[Thread on 'the other 98%' project of @ERCEXPO, 1/1/] What does #PolComm and #polsci often study? Exposure to news, esp to partisan news. BUT across 43mln visits in our trace data from 2 US studies, < 2% were visits to news domains, half of which to partisan news domains! 👇👇👇
[2/2] BERT classifier for political content titles (here github.com/ercexpo/politi…) shows that <50% of what people consumed on news domains is nonpolitical (puzzles, recipes, travel)
[3/3] An average participant read only one political news article for every 400 sites they visited. Granted, we do not have mobile and social media data, huge limitation (common in similar work) given that Americans increasingly use mobile for news.

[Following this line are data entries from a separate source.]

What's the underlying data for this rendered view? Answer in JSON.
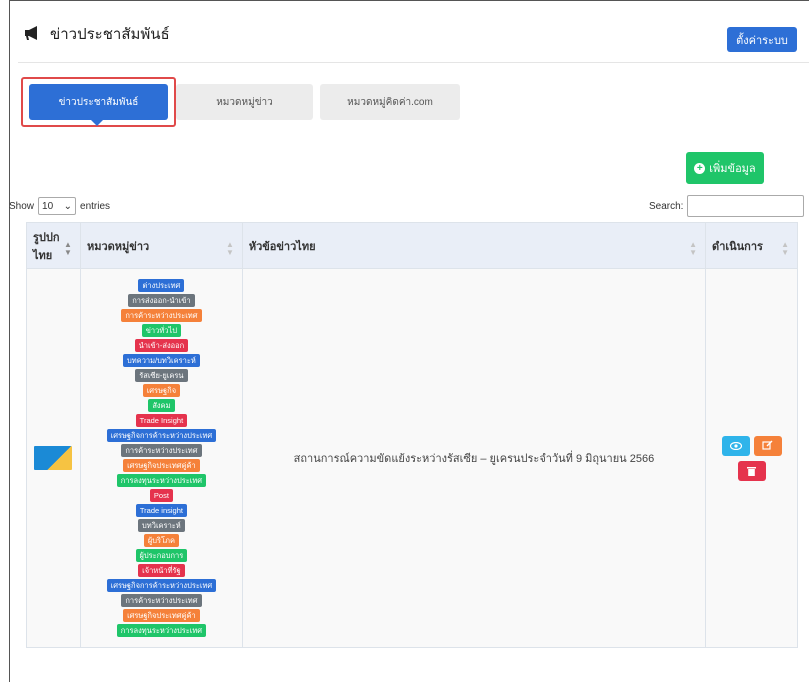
{
  "header": {
    "title": "ข่าวประชาสัมพันธ์",
    "settings_label": "ตั้งค่าระบบ"
  },
  "tabs": [
    {
      "label": "ข่าวประชาสัมพันธ์",
      "active": true
    },
    {
      "label": "หมวดหมู่ข่าว",
      "active": false
    },
    {
      "label": "หมวดหมู่คิดค่า.com",
      "active": false
    }
  ],
  "add_button": "เพิ่มข้อมูล",
  "table_controls": {
    "show_label": "Show",
    "entries_value": "10",
    "entries_label": "entries",
    "search_label": "Search:"
  },
  "columns": [
    "รูปปก ไทย",
    "หมวดหมู่ข่าว",
    "หัวข้อข่าวไทย",
    "ดำเนินการ"
  ],
  "row": {
    "categories": [
      {
        "label": "ต่างประเทศ",
        "color": "#2d6fd6"
      },
      {
        "label": "การส่งออก-นำเข้า",
        "color": "#6c757d"
      },
      {
        "label": "การค้าระหว่างประเทศ",
        "color": "#f5813a"
      },
      {
        "label": "ข่าวทั่วไป",
        "color": "#1fc569"
      },
      {
        "label": "นำเข้า-ส่งออก",
        "color": "#e5334d"
      },
      {
        "label": "บทความ/บทวิเคราะห์",
        "color": "#2d6fd6"
      },
      {
        "label": "รัสเซีย-ยูเครน",
        "color": "#6c757d"
      },
      {
        "label": "เศรษฐกิจ",
        "color": "#f5813a"
      },
      {
        "label": "สังคม",
        "color": "#1fc569"
      },
      {
        "label": "Trade Insight",
        "color": "#e5334d"
      },
      {
        "label": "เศรษฐกิจการค้าระหว่างประเทศ",
        "color": "#2d6fd6"
      },
      {
        "label": "การค้าระหว่างประเทศ",
        "color": "#6c757d"
      },
      {
        "label": "เศรษฐกิจประเทศคู่ค้า",
        "color": "#f5813a"
      },
      {
        "label": "การลงทุนระหว่างประเทศ",
        "color": "#1fc569"
      },
      {
        "label": "Post",
        "color": "#e5334d"
      },
      {
        "label": "Trade insight",
        "color": "#2d6fd6"
      },
      {
        "label": "บทวิเคราะห์",
        "color": "#6c757d"
      },
      {
        "label": "ผู้บริโภค",
        "color": "#f5813a"
      },
      {
        "label": "ผู้ประกอบการ",
        "color": "#1fc569"
      },
      {
        "label": "เจ้าหน้าที่รัฐ",
        "color": "#e5334d"
      },
      {
        "label": "เศรษฐกิจการค้าระหว่างประเทศ",
        "color": "#2d6fd6"
      },
      {
        "label": "การค้าระหว่างประเทศ",
        "color": "#6c757d"
      },
      {
        "label": "เศรษฐกิจประเทศคู่ค้า",
        "color": "#f5813a"
      },
      {
        "label": "การลงทุนระหว่างประเทศ",
        "color": "#1fc569"
      }
    ],
    "headline": "สถานการณ์ความขัดแย้งระหว่างรัสเซีย – ยูเครนประจำวันที่ 9 มิถุนายน 2566",
    "actions": [
      "view-icon",
      "edit-icon",
      "delete-icon"
    ]
  }
}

Prior (2013) also shows that the average primetime audience for Fox News, CNN, and MSNBC *combined* was about 1.1% of the population annualreviews.org/doi/abs/10.114…. In our data, we had up to 1 year of online browsing (6 months/study)
Porn Sites get more visitors/month than Netflix, Amazon and Twitter *combined*. XVideo alone is bigger than Dropbox, @CNN and @nytimes *combined* medium.com/@TheSBT/how-bi…
People use media that satisfy their needs and desires (Katz et al. 1973); news does not for most people. W/ @sjifradeleeuw, @BernhardClemm, @erickaakcire, @JFFGoncalves we are now looking at the other 98% of online activities: exposure to politics outside of news and its effects.